EDITION: Décembre 2017 - Février 2018

Le village des souvenirs

Par Jerry Brownstein
Le gouvernement hollandais a mis au point une façon innovatrice de recevoir les patients atteints de la maladie d’Alzheimer, donnant une impression clinique complètement différente de celle d’une maison de retraite traditionnelle. À la périphérie d’Amsterdam, a été créé le « village » Hogewey ouvrant de nouvelles possibilités pour l’avenir de l’attention aux personnes âgées. À première vue, il ressemble à n’importe quel autre petit village avec une place, des boutiques, un théâtre, un jardin, un bureau de poste, etc. Mais il y a une grande différence, le village n’est pas réel et tous les résidents sont des personnes âgées à divers stades de démence. Ils font partie d’une expérience vivante permettant de voir si un environnement familial peut créer un changement positif sur la santé et le bonheur de ceux qui souffrent de cette maladie.

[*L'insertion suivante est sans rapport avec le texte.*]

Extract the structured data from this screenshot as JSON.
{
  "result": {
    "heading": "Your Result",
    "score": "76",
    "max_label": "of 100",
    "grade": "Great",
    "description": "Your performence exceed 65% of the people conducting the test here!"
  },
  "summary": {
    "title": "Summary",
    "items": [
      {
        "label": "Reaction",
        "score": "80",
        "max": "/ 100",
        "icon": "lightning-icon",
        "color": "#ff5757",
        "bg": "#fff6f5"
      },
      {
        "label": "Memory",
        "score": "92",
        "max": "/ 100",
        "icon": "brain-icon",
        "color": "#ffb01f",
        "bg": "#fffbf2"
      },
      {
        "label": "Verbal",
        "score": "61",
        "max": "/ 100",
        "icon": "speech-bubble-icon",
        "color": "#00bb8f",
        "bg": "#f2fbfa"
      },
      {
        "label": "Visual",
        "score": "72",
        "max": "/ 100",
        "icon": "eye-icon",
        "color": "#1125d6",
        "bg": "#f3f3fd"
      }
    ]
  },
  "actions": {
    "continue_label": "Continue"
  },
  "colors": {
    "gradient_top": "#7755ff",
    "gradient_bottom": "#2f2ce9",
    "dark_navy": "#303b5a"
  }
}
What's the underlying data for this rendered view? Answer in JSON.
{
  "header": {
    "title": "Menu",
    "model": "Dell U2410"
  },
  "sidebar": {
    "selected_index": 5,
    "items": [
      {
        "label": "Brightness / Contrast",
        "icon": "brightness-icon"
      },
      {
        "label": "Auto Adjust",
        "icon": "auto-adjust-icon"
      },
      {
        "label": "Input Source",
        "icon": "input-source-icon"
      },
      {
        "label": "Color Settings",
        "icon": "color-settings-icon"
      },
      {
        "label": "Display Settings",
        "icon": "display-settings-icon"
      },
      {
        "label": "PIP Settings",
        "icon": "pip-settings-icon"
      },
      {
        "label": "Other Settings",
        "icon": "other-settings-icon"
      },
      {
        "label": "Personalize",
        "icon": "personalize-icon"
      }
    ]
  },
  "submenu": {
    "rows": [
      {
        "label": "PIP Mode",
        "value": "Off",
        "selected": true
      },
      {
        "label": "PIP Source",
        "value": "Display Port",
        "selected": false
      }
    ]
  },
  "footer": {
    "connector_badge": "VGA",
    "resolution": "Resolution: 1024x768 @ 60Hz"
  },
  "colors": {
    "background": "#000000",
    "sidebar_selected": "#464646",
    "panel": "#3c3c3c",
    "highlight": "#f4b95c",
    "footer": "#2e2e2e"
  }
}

Le concept ressemblerait au film « The Truman Show », qui traite de l’histoire d’un homme nommé Truman qui, à son insu, a été élevé dès sa naissance sur le plateau d’une émission de télé-réalité. Truman ne sait absolument pas que le village où il vit est un ensemble de films et qu’il est filmé en permanence, et que toutes les personnes qu’il côtoie sont des acteurs. De même, les habitants de Hogewey ont le sentiment de vivre dans un vrai village, mais en réalité, cela ressemble davantage à un ensemble de films. Les caméras surveillent les résidents à tout moment de la journée, et les soignants sont toujours proches, mais ils s’habillent et agissent comme s’ils étaient des gens normaux du village. Les résidents semblent être des commerçants, des jardiniers, des caissiers, des employés des postes, etc.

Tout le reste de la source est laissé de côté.